Namun demikian, pendapat yang lebih baik adalah yang memahami redaksi ayat tersebut ditujukan kepada semua pemeluk agama, karena tujuannya adalah menggarisbawahi kekeliruan banyak di antara mereka yang hanya mengandalkan shalatnya saja. Ayat ini bermaksud menegaskan bahwa yang demikian itu bukan kebajikan sempurna, atau bukan satu-satunya kebajikan. Akan tetapi sesungguhnya kebajikan sempurna itu adalah orang yang beriman kepada Allah dan hari kemudian sebenar-benarnya iman, sehingga meresap ke dalam jiwa dan membuahkan amal shaleh, percaya juga kepada malaikat-malaikat sebagai makhluk-makhluk yang ditugaskan Allah dengan aneka tugas, lagi amat taat dan sedikit pun tidak membangkang perintah-Nya, juga percaya kepada semua kitab-kitab suci yang diturunkan, khususnya al-Qur’an, Injil, Taurat dan Zabur yang disampaikan melalui para malaikat dan diterima para nabi, juga percaya kepada seluruh para nabi, manusia-manusia pilihan Tuhan yang diberi wahyu untuk membimbing manusia.

Setelah menyebutkan sisi keimanan yang hakikatnya tidak nampak, ayat ini melanjutkan penjelasan tentang contoh-contoh kebajikan sempurna dari sisi yang lahir ke permukaan. Contoh-contoh itu antara lain berupa kesediaan mengorbankan kepentingan pribadi demi orang lain, sehingga bukan hanya memberi harta yang sudah tidak disenangi atau dibutuhkan walaupun ini tidak terlarang – tetapi memberikan harta yang dicintainya secara tulus dan demi meraih cinta-Nya kepada kerabat, anak yatim, orang miskin, musafir yang memerlukan pertolongan dan orang-orang yang meminta-minta dan juga memberi untuk tujuan memerdekakan hamba sahaya, yakni manusia yang diperjualbelikan dan atau ditawan oleh musuh, maupun yang hilang kebebasannya akibat penganiayaan, melaksanakan shalat secara benar sesuai syarat, rukun dan sunnahnya, dan menunaikan zakat sesuai dengan ketentuan dan tanpa menunda-nunda, setelah sebelumnya memberikan harta yang dicintainya selain zakat dan orang-orang yang terus menerus menepati janjinya apabila ia berjanji.

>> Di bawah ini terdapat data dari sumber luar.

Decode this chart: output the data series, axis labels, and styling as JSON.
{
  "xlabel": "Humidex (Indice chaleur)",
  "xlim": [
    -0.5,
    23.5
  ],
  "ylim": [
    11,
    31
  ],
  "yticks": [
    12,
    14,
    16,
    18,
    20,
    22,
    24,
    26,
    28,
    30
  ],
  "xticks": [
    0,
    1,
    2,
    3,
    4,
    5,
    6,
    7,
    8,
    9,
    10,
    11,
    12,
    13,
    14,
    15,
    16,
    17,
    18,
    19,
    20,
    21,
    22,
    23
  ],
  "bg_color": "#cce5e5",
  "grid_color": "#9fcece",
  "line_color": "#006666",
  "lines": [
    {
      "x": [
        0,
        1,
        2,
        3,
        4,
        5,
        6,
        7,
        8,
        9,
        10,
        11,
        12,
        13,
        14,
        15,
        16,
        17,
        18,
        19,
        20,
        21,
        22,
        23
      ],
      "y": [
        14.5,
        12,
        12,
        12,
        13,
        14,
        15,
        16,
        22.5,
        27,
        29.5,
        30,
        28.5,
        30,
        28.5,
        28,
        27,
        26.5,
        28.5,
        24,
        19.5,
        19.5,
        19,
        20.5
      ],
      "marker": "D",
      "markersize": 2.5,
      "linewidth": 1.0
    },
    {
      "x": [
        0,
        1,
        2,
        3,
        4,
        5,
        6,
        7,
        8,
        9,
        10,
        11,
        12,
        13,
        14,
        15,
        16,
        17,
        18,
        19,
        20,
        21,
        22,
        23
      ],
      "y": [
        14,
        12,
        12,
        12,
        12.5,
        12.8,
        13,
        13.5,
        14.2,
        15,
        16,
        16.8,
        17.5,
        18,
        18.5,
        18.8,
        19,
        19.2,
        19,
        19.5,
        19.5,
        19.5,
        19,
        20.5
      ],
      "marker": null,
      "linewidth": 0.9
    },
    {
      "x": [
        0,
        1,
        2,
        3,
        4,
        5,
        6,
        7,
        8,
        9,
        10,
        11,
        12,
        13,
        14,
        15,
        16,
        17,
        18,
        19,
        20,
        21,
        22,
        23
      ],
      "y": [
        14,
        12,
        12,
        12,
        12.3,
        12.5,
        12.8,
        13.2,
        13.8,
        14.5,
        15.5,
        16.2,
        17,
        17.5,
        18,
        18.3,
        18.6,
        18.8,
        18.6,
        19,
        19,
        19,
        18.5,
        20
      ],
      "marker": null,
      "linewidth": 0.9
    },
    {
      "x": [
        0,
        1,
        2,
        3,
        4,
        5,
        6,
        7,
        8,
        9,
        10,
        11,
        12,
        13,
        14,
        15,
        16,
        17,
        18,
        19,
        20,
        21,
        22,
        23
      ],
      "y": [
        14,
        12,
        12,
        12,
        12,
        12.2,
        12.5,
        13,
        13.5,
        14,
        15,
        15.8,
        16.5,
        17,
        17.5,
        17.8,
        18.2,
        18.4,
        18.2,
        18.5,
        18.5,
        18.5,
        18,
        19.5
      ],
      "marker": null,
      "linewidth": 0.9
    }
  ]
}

Dan adapun yang amat terpuji adalah orang-orang yang sabar yakni tabah, menahan diri dan berjuang dalam mengatasi kesempitan, yakni kesulitan hidup seperti krisis ekonomi, penderitaan seperti penyakit atau cobaan dan dalam perperangan, yakni ketika perang sedang berkecamuk, mereka itulah orang-orang yang benar dalam arti sesuai sikap, ucapan dan perbuatannya dan mereka itulah orang-orang yang bertaqwa.

Demikianlah tafsiran ayat al-qur'an tentang Memahami Ayat Tentang Hidup Sederhana dan Menyantuni Dhu'afa. Semoga bermanfaat.